GPCR–arrestin complexes have been shown to initiate nondesensitized signaling at the plasma membrane by coupling with ion channels, specifically the transient receptor potential cation channel subfamily (TRP). A βarr-biased agonist of the angiotensin II receptor type 1 receptor (AT1R) stimulates acute catecholamine secretion through coupling with the TRPC3 by recruiting of TRPC3 or phosphoinositide-specific phospholipase C to the AT1R–βarr1 signaling complex (34). Angiotensin stimulation also leads to recruitment of βarr1 to the TRPV4 that results in ubiquitination and internalization of TRPV4 (35). These data provide a functional link between βarrs and TRP channels and might explain a potential mechanism by which βarrs could regulate Ca²⁺ influx in skeletal muscle, and by extension skeletal muscle contractility. Additionally, D3 dopamine receptors regulate axon initial segment excitability modifying CaV3 voltage dependence to suppress high-frequency action potential generation in a β-arrestin-dependent manner (36, 37). In this way, these types of βarr-mediated fast communication pathways could also provide an explanation for how βarrs contribute to skeletal muscle contractility.
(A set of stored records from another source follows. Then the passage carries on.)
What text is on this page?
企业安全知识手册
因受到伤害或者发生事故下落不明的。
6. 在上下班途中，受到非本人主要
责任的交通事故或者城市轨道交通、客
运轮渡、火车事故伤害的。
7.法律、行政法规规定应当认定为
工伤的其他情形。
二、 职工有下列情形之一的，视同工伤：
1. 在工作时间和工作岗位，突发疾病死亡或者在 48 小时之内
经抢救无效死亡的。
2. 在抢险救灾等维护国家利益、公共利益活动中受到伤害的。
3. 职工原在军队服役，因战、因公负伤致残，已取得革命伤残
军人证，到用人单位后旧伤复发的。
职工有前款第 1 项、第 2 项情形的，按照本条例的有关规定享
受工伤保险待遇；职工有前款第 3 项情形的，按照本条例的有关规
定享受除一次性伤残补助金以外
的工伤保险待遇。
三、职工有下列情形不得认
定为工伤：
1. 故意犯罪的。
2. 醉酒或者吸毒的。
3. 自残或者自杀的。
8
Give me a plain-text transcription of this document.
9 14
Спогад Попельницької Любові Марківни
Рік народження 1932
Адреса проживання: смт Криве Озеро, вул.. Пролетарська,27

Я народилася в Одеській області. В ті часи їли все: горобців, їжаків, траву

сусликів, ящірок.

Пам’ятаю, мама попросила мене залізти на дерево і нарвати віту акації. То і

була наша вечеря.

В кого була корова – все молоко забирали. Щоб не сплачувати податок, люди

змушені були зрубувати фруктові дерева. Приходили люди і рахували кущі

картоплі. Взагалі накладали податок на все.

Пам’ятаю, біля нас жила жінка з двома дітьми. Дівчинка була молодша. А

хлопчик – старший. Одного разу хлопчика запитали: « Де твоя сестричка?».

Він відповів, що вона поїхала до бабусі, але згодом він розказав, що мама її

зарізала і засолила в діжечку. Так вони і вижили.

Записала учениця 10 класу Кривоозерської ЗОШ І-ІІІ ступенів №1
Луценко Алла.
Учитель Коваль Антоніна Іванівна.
In our study, we observed that carvedilol was unique among βAR antagonists tested (metoprolol and nadolol) in its ability to stimulate contractile responses in skeletal muscles. We found that carvedilol can stimulate an increase in skeletal muscle contractility, both in absolute terms as well as when normalized for muscle weight or size. In contrast to the biased agonist signaling properties observed with carvedilol, metoprolol functions as a classic antagonist of βARs with no effects on skeletal muscle contractility. Interestingly, carvedilol failed to induce an increase in skeletal muscle weight or fiber type switching, suggesting the positive contractile βarr1-dependent signaling pathways of carvedilol are independent of prohypertrophic and remodeling signaling pathways induced by clenbuterol-stimulated β₂AR downstream signaling. This is further supported by the finding that carvedilol may preserve skeletal muscle fatigability, whereas clenbuterol was observed to reduce time to fatigue in skeletal muscle. Although this observation did not reach statistical significance in our study, the finding is intriguing and could be a demonstration of a unique pattern of enhanced skeletal muscle performance induced by carvedilol compared to clenbuterol. A larger sample size would be necessary to confirm this finding. Taken together, these results further demonstrate that the effects observed with carvedilol are directly attributable to βarr1-dependent signaling and suggest possible clinical potential for carvedilol in the treatment of reduced skeletal muscle strength related to aging or other muscle-wasting disorders.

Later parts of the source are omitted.